Hay un proyecto que le interesa llevar adelante y parece ser el único que tiene decidido seguir más allá de la situación económica y financiera que encuentre. Tiene que ver con impulsar políticas públicas diferenciadas para las diferentes clases de productores que hay distribuidos en Buenos Aires.

Eso quiere decir que las reglas no sean las mismas para todos, sino que dependen de que clase de producto venden, la escala en que lo hacen, el lugar geográfico en que lo producen, los impuestos que pagan y los gastos que tienen en el proceso de comercialización. Una microsegmentación.

En el equipo del economista entienden que deben darle un nuevo marco al desarrollo de la producción agropecuaria y hacer una evaluación pormenorizada de los impuestos que afrontan los productores más pequeños, la capacidad logística y el costo del transporte. Para cada sector interno, una política diferente.

La otra preocupación de Kicillof pasa por combatir el desarraigo que se produce en localidades del interior bonaerense debido a la falta de trabajo. Sobre todo en municipios que están estrechamente vinculados a la actividad agropecuaria. Si no hay trabajo, se van. Y si se van, se concentran en la región metropolitana. Ese es el razonamiento.

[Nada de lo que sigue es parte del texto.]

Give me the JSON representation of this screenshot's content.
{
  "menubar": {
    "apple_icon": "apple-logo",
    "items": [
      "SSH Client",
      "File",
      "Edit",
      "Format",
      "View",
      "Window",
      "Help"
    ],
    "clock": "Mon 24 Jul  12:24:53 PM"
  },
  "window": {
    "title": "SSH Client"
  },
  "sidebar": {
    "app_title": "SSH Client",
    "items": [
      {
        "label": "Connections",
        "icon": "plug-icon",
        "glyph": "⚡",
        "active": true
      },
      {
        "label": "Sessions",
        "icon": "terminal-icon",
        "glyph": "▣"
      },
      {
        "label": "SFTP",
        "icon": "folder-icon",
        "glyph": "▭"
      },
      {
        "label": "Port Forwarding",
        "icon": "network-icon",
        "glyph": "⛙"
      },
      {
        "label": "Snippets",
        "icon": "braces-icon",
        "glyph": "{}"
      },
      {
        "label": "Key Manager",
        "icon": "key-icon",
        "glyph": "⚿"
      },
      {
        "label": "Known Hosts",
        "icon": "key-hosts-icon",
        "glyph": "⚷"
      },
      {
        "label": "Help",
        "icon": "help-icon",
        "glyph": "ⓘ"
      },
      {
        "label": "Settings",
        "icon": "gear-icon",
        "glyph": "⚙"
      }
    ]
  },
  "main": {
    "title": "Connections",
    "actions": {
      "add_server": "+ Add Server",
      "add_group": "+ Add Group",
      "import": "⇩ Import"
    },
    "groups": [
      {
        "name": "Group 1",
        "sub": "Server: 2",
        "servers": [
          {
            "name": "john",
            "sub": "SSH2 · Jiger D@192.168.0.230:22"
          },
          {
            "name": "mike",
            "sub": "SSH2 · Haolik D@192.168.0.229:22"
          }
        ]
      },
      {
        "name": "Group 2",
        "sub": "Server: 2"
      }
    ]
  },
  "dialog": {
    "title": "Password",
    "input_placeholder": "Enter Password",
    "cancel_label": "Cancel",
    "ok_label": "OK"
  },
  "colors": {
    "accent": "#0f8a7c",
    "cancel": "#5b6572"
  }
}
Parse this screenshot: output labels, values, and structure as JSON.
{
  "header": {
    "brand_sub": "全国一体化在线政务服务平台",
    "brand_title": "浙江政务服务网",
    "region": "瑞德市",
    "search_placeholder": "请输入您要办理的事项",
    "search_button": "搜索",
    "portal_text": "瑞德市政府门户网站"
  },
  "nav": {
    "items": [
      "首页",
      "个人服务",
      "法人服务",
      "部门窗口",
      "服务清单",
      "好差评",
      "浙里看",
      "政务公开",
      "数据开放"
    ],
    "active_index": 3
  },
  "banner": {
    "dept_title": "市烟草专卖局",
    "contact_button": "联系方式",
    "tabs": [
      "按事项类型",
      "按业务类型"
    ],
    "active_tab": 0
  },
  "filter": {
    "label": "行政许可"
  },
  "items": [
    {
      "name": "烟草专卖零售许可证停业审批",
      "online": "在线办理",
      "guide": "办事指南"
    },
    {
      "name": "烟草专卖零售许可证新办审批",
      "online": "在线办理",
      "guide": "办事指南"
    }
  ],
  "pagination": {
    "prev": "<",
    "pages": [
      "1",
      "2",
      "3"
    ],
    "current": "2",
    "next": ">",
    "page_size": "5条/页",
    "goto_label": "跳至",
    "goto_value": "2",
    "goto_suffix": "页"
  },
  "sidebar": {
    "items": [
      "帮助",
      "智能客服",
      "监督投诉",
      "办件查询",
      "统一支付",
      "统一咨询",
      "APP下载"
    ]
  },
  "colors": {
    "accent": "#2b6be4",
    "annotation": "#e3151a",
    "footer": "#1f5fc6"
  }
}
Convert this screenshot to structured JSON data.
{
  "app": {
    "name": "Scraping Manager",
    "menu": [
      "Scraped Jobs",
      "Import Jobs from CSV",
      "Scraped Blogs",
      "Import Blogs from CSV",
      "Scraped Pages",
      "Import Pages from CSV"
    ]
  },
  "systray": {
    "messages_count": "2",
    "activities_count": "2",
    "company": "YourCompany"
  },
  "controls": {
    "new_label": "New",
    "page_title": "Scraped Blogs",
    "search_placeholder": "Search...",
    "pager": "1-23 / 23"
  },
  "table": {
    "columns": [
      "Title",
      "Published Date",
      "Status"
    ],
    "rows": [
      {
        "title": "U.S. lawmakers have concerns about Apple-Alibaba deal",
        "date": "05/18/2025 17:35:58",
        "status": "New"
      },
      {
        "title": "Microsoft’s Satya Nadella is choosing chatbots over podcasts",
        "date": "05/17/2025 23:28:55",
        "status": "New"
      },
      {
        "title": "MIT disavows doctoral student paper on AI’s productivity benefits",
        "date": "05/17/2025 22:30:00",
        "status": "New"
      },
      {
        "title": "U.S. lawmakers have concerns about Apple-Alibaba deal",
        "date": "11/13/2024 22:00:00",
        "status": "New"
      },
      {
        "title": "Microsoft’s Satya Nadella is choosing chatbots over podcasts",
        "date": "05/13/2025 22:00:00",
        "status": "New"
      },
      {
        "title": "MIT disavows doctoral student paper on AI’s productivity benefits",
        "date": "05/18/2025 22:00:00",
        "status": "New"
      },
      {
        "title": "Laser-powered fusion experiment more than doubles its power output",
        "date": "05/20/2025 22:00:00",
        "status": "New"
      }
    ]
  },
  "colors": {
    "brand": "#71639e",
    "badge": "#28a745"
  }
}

Para dar esa pelea entiende que no basta con brindar algún tipo de beneficio impositivo o largar una línea de créditos. Ese tipo de localidades deben dotarse de conectividad, educación y comunicación. Una reforma estructural que cambie las bases. Son sus planes para el campo. Un sector con el que espera tener un diálogo fluido. Dependerá de las medidas que tome.